The analysis finds that nearly 92 percent of the waivers grant permission to operate UAS at night, which is not permitted under the FAA rule. The report also shows that first responders around the country are embracing expanded UAS operations, with close to 200 having received waivers.

Effective Aug. 28, 2016, Part 107 to Title 14 of the Code of Federal Regulations, also known as the “Small UAS Rule,” created a uniform regulatory framework for UAS. Among the rule’s requirements, UAS must fly below 400 feet, within visual line of sight and during daylight hours. Recognizing the need for the rule to be flexible to foster innovation, the FAA created a waiver process that allows for expanded types of operations, such as nighttime or beyond line of sight operations, with the approval of the agency.

As of Aug. 15, 2018, operators in all 50 states and Puerto Rico have used waivers for expanded operations. The operators who received the most waivers reside in California, followed by Florida, Texas, Colorado and Illinois.

“The continuing high demand for Part 107 waivers demonstrates that operators are more eager than ever to harness the great potential of unmanned aviation technology,” said AUVSI president and CEO Brian Wynne. “In order for the industry to reach its full potential, we need to move beyond granting permission on a case-by-case basis, as we do today, and instead implement a regulatory framework that establishes rules for expanded operations. Until we do that, progress towards the goal of integrating UAS into the nation’s airspace will continue to stall.”

In its report, AUVSI analyzed 1,960 waiver documents granted to more than 1,800 operators in the past two years. In addition to nighttime operations (1,800 waivers), the FAA has granted waivers to:

  • Fly in certain airspace (97 waivers)
  • Operate multiple UAS at the same time (41 waivers)
  • Operate beyond other imposed operational limits of Part 107 such as speed, distance from clouds or flight visibility (28 waivers)
  • Fly beyond visual line of sight (23 waivers)
  • Conduct flights over people (13 waivers)
  • Fly without a visual observer (13 waivers)
  • Operate UAS from a moving vehicle (5 waivers)

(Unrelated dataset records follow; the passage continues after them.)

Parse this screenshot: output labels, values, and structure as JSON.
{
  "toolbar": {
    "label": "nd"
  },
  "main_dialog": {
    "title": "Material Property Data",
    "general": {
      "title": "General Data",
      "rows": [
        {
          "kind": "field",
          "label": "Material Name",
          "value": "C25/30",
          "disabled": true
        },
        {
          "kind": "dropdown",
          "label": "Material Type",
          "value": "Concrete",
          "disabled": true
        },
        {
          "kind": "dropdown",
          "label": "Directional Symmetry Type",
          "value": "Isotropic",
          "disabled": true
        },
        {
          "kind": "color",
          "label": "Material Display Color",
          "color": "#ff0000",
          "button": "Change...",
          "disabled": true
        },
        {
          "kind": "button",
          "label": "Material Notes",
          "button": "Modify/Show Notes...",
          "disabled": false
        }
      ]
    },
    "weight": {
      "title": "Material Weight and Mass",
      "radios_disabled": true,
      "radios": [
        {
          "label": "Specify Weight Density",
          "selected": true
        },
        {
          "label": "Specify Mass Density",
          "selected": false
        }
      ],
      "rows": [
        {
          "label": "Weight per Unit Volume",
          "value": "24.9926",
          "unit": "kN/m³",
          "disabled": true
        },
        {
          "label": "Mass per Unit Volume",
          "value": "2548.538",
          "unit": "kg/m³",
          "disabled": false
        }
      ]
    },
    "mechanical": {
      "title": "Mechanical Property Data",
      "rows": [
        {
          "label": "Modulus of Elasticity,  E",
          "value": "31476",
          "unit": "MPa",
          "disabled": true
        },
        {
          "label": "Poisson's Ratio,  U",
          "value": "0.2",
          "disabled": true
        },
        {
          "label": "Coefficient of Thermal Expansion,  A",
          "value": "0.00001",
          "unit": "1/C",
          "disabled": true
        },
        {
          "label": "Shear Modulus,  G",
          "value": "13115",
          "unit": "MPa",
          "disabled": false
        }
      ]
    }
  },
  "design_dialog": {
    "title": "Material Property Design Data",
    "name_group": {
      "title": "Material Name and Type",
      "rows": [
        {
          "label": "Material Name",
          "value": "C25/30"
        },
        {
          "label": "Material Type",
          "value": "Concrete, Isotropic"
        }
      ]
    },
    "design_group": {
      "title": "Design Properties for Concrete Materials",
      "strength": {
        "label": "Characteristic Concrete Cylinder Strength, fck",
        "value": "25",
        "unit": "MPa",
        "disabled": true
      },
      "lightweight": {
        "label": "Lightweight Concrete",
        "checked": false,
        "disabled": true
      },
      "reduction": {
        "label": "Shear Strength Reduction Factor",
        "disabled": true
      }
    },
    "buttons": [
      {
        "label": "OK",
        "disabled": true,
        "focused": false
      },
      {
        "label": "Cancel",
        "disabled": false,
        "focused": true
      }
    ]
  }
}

Of the over 1,800 unique operators who were granted waivers, almost 60 percent (1,069 operators) were associated with a service-based companies. They operate in a range of markets including professional inspection and photography, surveying, construction, and utilities.

Other operators were:

  • First responders (194 operators)
  • Government entities (34 operators)
  • Academics (25 operators)
  • Platform manufacturers (23 operators)
  • 483 individuals did not identify themselves as affiliated with a specific organization

Of the waivers granted to companies, over 90 percent went to small businesses with annual revenues of less than $1 million.

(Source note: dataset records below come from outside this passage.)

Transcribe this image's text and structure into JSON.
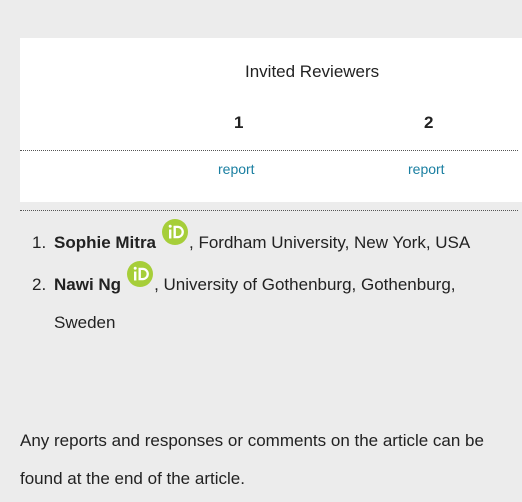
{
  "reviewers_panel": {
    "title": "Invited Reviewers",
    "columns": [
      {
        "number": "1",
        "report_label": "report"
      },
      {
        "number": "2",
        "report_label": "report"
      }
    ]
  },
  "reviewers": [
    {
      "index": "1.",
      "name": "Sophie Mitra",
      "affiliation": ", Fordham University, New York, USA"
    },
    {
      "index": "2.",
      "name": "Nawi Ng",
      "affiliation": ", University of Gothenburg, Gothenburg, Sweden"
    }
  ],
  "footer_note": "Any reports and responses or comments on the article can be found at the end of the article.",
  "colors": {
    "link": "#1a7fa1",
    "orcid_green": "#a6ce39",
    "background": "#ececec"
  },
  "icons": {
    "orcid": "orcid-icon"
  }
}
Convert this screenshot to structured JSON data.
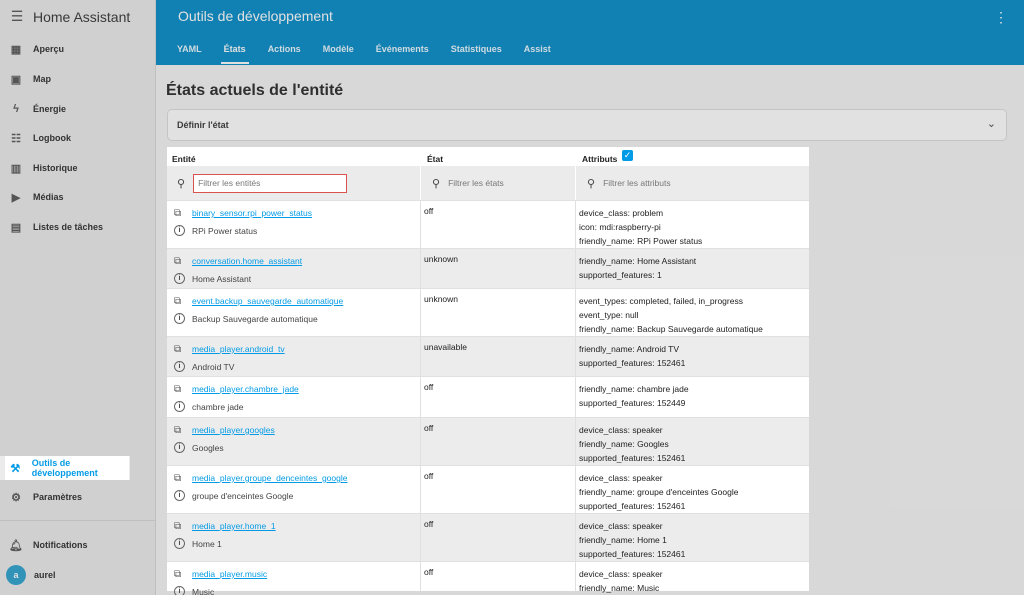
{
  "app": {
    "title": "Home Assistant"
  },
  "sidebar": {
    "items": [
      {
        "label": "Aperçu",
        "icon": "dashboard-icon"
      },
      {
        "label": "Map",
        "icon": "map-icon"
      },
      {
        "label": "Énergie",
        "icon": "lightning-icon"
      },
      {
        "label": "Logbook",
        "icon": "list-icon"
      },
      {
        "label": "Historique",
        "icon": "chart-icon"
      },
      {
        "label": "Médias",
        "icon": "media-icon"
      },
      {
        "label": "Listes de tâches",
        "icon": "clipboard-icon"
      }
    ],
    "dev_tools": "Outils de développement",
    "settings": "Paramètres",
    "notifications": "Notifications",
    "user": {
      "initial": "a",
      "name": "aurel"
    }
  },
  "header": {
    "title": "Outils de développement",
    "tabs": [
      "YAML",
      "États",
      "Actions",
      "Modèle",
      "Événements",
      "Statistiques",
      "Assist"
    ],
    "active_tab": "États"
  },
  "main": {
    "title": "États actuels de l'entité",
    "define_state": "Définir l'état"
  },
  "table": {
    "headers": {
      "entity": "Entité",
      "state": "État",
      "attributes": "Attributs"
    },
    "filters": {
      "entity": "Filtrer les entités",
      "state": "Filtrer les états",
      "attributes": "Filtrer les attributs"
    },
    "rows": [
      {
        "id": "binary_sensor.rpi_power_status",
        "name": "RPi Power status",
        "state": "off",
        "attrs": [
          "device_class: problem",
          "icon: mdi:raspberry-pi",
          "friendly_name: RPi Power status"
        ]
      },
      {
        "id": "conversation.home_assistant",
        "name": "Home Assistant",
        "state": "unknown",
        "attrs": [
          "friendly_name: Home Assistant",
          "supported_features: 1"
        ]
      },
      {
        "id": "event.backup_sauvegarde_automatique",
        "name": "Backup Sauvegarde automatique",
        "state": "unknown",
        "attrs": [
          "event_types: completed, failed, in_progress",
          "event_type: null",
          "friendly_name: Backup Sauvegarde automatique"
        ]
      },
      {
        "id": "media_player.android_tv",
        "name": "Android TV",
        "state": "unavailable",
        "attrs": [
          "friendly_name: Android TV",
          "supported_features: 152461"
        ]
      },
      {
        "id": "media_player.chambre_jade",
        "name": "chambre jade",
        "state": "off",
        "attrs": [
          "friendly_name: chambre jade",
          "supported_features: 152449"
        ]
      },
      {
        "id": "media_player.googles",
        "name": "Googles",
        "state": "off",
        "attrs": [
          "device_class: speaker",
          "friendly_name: Googles",
          "supported_features: 152461"
        ]
      },
      {
        "id": "media_player.groupe_denceintes_google",
        "name": "groupe d'enceintes Google",
        "state": "off",
        "attrs": [
          "device_class: speaker",
          "friendly_name: groupe d'enceintes Google",
          "supported_features: 152461"
        ]
      },
      {
        "id": "media_player.home_1",
        "name": "Home 1",
        "state": "off",
        "attrs": [
          "device_class: speaker",
          "friendly_name: Home 1",
          "supported_features: 152461"
        ]
      },
      {
        "id": "media_player.music",
        "name": "Music",
        "state": "off",
        "attrs": [
          "device_class: speaker",
          "friendly_name: Music"
        ]
      }
    ]
  },
  "colors": {
    "primary": "#03a9f4",
    "accent": "#039be5",
    "focus_border": "#d9534f"
  }
}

Businesses use UAS for a number of different reasons, including aerial photography, surveying and critical infrastructure inspection, while public safety organizations have used the technology to gain situational awareness of wildfires, find missing persons, and save time and money on routine tasks like car accident investigations.

An NPRM for flying over people was scheduled to be issued more than a year ago, but this next regulatory step has been indefinitely delayed due to security concerns. Remote identification is viewed by the industry as the linchpin to advancing UAS integration by providing a way to identify and track operators and owners of UAS flying in the airspace in real time. However, an NPRM for remote identification is not expected until next year, and a final rule is still in the distant future.

“Industry-government collaboration has gotten us to where we are today, and AUVSI and its members are dedicated to continuing the conversation on how to further integrate UAS into the airspace,” Wynne said. “There is great enthusiasm for UAS across a number of industries, and more than 170,000 platforms have been registered for commercial purposes and more than 100,000 people have obtained their Remote Pilot Certificates. Once remote ID and an expanded regulatory framework are in place, there is no doubt that this technology will positively impact businesses across a number of sectors.”